また自律神経症状による起立性低血圧なども転倒の要因になります。正常時であれば問題ない動作も、血圧が下がった時には困難になることも考えられます。起立性低血圧がどの程度起きるのか把握し、頻度が多い場合は見守りができる体制でケアをすることも考える必要があります。
③アルツハイマー型とパーキンソン病との違い
・アルツハイマー型との違い
アルツハイマー型の際立った特徴である記憶障害は、レビー小体型では比較的軽度です。それに対して運動機能障害は著明で、注意障害や視空間の錯視、言葉の流暢性等の障害も見られます。
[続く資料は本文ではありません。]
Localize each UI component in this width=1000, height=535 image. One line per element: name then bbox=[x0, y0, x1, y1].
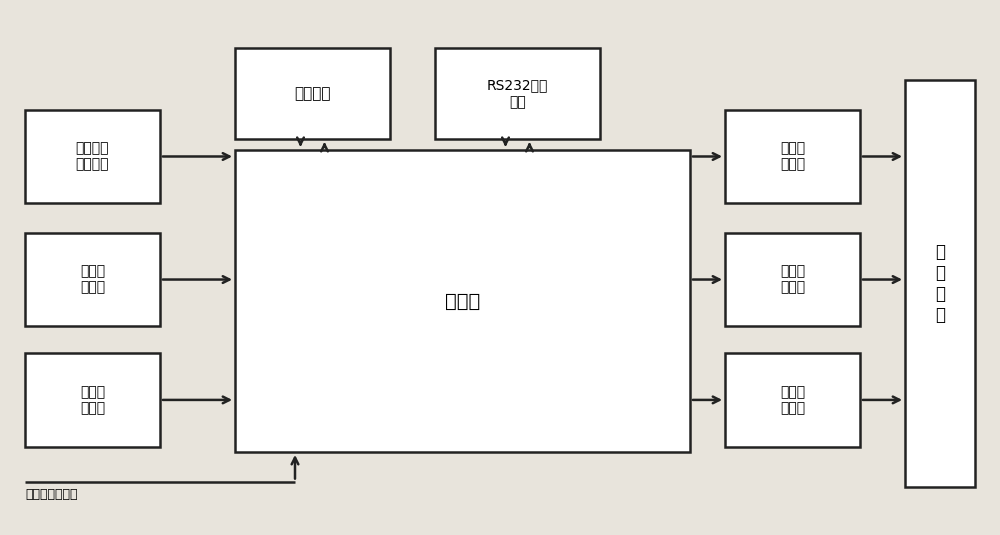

また意識がしっかりしている時と、ぼんやりしている時の「覚醒度の変動」はレビー小体型に特有で、アルツハイマー型のには見られません
・パーキンソン病との違い
レビー小体型は安静時の振戦が少なく、その一方で姿勢反射異常や仮面様顔貌、歩行障害はパーキンソン病より目立ちます。パーキンソン病治療薬への反応性が乏しいのも特徴です。
まとめ
✔ レビー小体型型認知症の特徴として、脳の神経細胞内にレビー小体という物質が発生して起きる。女性より男性に多く、パーキンソン病と酷似した症状が出現
✔ 主な症状に、
①パーキンソン症状
②自律神経症状
③レム睡眠行動障害
④幻視
✔ 支援のポイントとして
- まず現状を把握する
- 転倒を防ぐ環境を整える
- アルツハイマー型とパーキンソン病との違いを理解する
今回は4大認知症の一つ、レビー小体型型認知症の特徴について紹介しました。それぞれの認知症の特徴の違いを理解できれば、質の高いケアが行なえます。参考にしてみてください。